Nos étoiles contraires


Couverture Nos étoiles contraires     



Auteur : John Green

Genre : romance, jeunesse


Edition : Nathan / format epub


Année d'édition :  2013


Pages : 216 sur ma liseuse 





Synopsis : 



Hazel, 16 ans, est atteinte d’un cancer. Son dernier traitement semble avoir arrêté l’évolution de la maladie, mais elle se sait condamnée. Bien qu'elle s'y ennuie passablement, elle intègre un groupe de soutien, fréquenté par d'autres jeunes malades. C’est là qu’elle rencontre Augustus, un garçon en rémission, qui partage son humour et son goût de la littérature. Entre les deux adolescents, l'attirance est immédiate. Et malgré les réticences d’Hazel, qui a peur de s’impliquer dans une relation dont le temps est compté, leur histoire d’amour commence… les entraînant vite dans un projet un peu fou, ambitieux, drôle et surtout plein de vie



Mon avis :


C'était l'un des livres que j'avais le plus en vie de découvrir, aussi lorsqu'on me l'a offert l'an dernier, imaginez ma joie. Seulement il y a un an jour pour jour, lorsque j'ai eu ma liseuse en cadeau, je ne pensais pas que ma PAL en prendrait un tel coup. Je n'ai jamais pu caser ce livre dans mes lectures de l'an dernier, aussi l'ai-je inscrit dans le challenge ABC de la littérature, car ainsi, j'étais sûre de le lire, enfin ! Pour des raisons personnelles, je n'ai pas eu envie de l'ouvrir avant, mais comme je veux le découvrir au cinéma, il fallait bien que je m'y mette, non ?


Pour une fois, ce n'est pas la couverture qui m'a attiré, même si je la trouve très originale.


Si Hazel nous parle de sa maladie, elle ne s'y apitoie pas. C'est plutôt sa superbe histoire d'amour, dont il est question. Entre deux adolescents aux étoiles contraires, mais, aux âmes sœurs. Le jour où Augutus a rejoint le groupe de soutien aux jeunes malades, Hazel verra sa vie, changer. Elle se sait condamner, atteinte d'un cancer, elle est "une bombe à retardement", et ne veut détruire personne, sur son passage, "déjà qu'elle ne peut épargner ses parents". Mais c'est compter sans les sentiments.


Avec justesse, drôlerie, maladresse, Hazel nous raconte son histoire, ou plus exactement leur histoire. Le style est fluide, bien évidemment, on entend parler de rémission, de courage, de maladie, c'est normal, cette dernière est presque un personnage à part entière. Mais l'auteure ici ne se focalise pas sur celle-ci, ce n'est pas un livre sur le cancer, c'est un livre sur la vie.
Une écriture, caustique, qui exacerbe les sentiments. On passe du rire, aux larmes. Car oui, j'ai pleuré, et parfois eu les larmes aux yeux, tant ces personnages sont touchants.

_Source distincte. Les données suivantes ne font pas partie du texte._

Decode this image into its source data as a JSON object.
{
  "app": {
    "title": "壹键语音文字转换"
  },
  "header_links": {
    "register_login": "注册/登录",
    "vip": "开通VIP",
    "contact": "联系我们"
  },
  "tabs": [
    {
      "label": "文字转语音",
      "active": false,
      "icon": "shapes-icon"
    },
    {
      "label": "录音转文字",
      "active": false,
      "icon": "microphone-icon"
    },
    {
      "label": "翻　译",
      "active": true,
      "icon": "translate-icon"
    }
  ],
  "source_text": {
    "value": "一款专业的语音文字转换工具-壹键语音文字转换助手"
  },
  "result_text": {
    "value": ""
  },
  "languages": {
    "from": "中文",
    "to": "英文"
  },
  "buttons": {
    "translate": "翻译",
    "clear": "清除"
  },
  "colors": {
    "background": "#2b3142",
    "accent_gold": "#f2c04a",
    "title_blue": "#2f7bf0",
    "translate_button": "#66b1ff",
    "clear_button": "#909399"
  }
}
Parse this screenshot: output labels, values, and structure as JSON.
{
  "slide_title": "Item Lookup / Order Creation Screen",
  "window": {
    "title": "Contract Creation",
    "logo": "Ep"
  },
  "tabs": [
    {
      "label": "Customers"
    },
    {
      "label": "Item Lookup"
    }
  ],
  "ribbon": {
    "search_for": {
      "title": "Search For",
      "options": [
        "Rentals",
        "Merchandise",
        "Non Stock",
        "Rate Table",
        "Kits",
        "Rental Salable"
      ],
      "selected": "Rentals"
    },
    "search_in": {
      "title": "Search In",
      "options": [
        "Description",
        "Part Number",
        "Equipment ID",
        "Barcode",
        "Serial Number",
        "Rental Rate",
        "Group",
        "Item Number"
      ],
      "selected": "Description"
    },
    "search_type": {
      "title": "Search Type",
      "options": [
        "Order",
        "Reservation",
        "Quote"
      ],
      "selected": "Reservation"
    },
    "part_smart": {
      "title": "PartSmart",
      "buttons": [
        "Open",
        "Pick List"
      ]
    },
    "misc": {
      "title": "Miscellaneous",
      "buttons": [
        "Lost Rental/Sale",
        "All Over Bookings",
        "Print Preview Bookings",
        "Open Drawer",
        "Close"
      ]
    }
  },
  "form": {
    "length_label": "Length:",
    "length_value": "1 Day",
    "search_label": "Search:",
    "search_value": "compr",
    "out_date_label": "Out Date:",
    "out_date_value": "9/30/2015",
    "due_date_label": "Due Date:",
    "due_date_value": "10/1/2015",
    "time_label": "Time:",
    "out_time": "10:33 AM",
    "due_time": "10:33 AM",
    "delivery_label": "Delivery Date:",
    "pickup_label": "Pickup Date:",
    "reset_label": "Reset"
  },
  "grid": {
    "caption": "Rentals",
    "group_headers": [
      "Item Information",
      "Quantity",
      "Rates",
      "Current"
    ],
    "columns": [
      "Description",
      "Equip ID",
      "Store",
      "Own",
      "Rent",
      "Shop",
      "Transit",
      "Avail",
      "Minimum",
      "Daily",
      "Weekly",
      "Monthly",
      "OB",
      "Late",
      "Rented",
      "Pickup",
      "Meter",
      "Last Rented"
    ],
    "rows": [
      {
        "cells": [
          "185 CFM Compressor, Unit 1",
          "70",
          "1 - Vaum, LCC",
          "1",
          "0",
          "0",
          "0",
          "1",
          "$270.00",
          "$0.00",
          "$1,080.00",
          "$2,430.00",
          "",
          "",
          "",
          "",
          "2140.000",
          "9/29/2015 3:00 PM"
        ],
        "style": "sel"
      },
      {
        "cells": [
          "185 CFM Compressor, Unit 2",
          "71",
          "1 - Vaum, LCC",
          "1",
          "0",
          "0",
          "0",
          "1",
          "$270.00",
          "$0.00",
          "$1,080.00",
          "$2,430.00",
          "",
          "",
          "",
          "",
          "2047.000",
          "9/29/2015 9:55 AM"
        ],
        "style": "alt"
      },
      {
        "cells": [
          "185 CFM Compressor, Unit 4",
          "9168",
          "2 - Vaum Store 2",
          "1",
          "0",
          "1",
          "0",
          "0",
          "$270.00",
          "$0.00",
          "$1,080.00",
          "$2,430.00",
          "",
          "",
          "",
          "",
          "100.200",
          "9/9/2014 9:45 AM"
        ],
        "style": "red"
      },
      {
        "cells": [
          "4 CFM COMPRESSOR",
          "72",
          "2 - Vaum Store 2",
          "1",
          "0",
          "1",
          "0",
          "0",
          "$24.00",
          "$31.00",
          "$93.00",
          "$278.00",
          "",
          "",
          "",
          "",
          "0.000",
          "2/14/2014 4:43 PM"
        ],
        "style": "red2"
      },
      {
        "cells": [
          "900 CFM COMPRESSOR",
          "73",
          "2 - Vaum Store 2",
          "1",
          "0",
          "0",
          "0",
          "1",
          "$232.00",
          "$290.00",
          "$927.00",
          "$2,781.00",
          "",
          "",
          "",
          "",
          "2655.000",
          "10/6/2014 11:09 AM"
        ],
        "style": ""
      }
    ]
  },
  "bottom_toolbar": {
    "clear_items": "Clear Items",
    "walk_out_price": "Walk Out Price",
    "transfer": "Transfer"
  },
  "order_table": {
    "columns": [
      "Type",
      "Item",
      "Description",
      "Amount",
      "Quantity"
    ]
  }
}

Hazel, personnage principale et narratrice, ne cache pas ses mots, directe, et spontanée, passionnée de littérature, et d'un livre en particulier. Bref si ce n'était son problème de santé, elle serait une ado comme les autres. Son point commun avec Augustus, l'humour noir. Et quand il est servi avec un tel brio, moi, je suis fan.

Augustus est la métaphore incarnée. Ancien sportif, look basketteur, à l'avenir prometteur, et détruit par la maladie, il est en rémission. Intelligent, narquois, un brin charmeur, on ne peut que l'aimer. Comme je le disais plus haut, il a aussi l'humour acéré.

J'ai presque envie de dire que dans ce couple, il y a un autre personnage clé, leur ami commun Isaac, un aveugle en devenir. Je l'ai souvent ressentit comme la bouffée d'oxygène.



En conclusion :


"Nos étoiles contraires", est de ces histoires que l'on n'oublie pas. De la même trempe que les plus belles histoires d'amour, " Love Story", "Une bouteille à la mer", pour ne citer qu'eux. Une fois commencé, on ne lâche plus le livre, tant les personnages nous envoûtent. Et puisque ce livre est adapté au cinéma, je peux vous dire que le ton m'a souvent fait penser à "Morrie, une leçon de vie".
Bref en un mot, c'est un Gros Coup de Cœur !



Morceaux choisis :

La seule chose qui craint plus que de mourir d'un cancer à seize ans, c'est d'avoir un gosse qui meurt d'un cancer.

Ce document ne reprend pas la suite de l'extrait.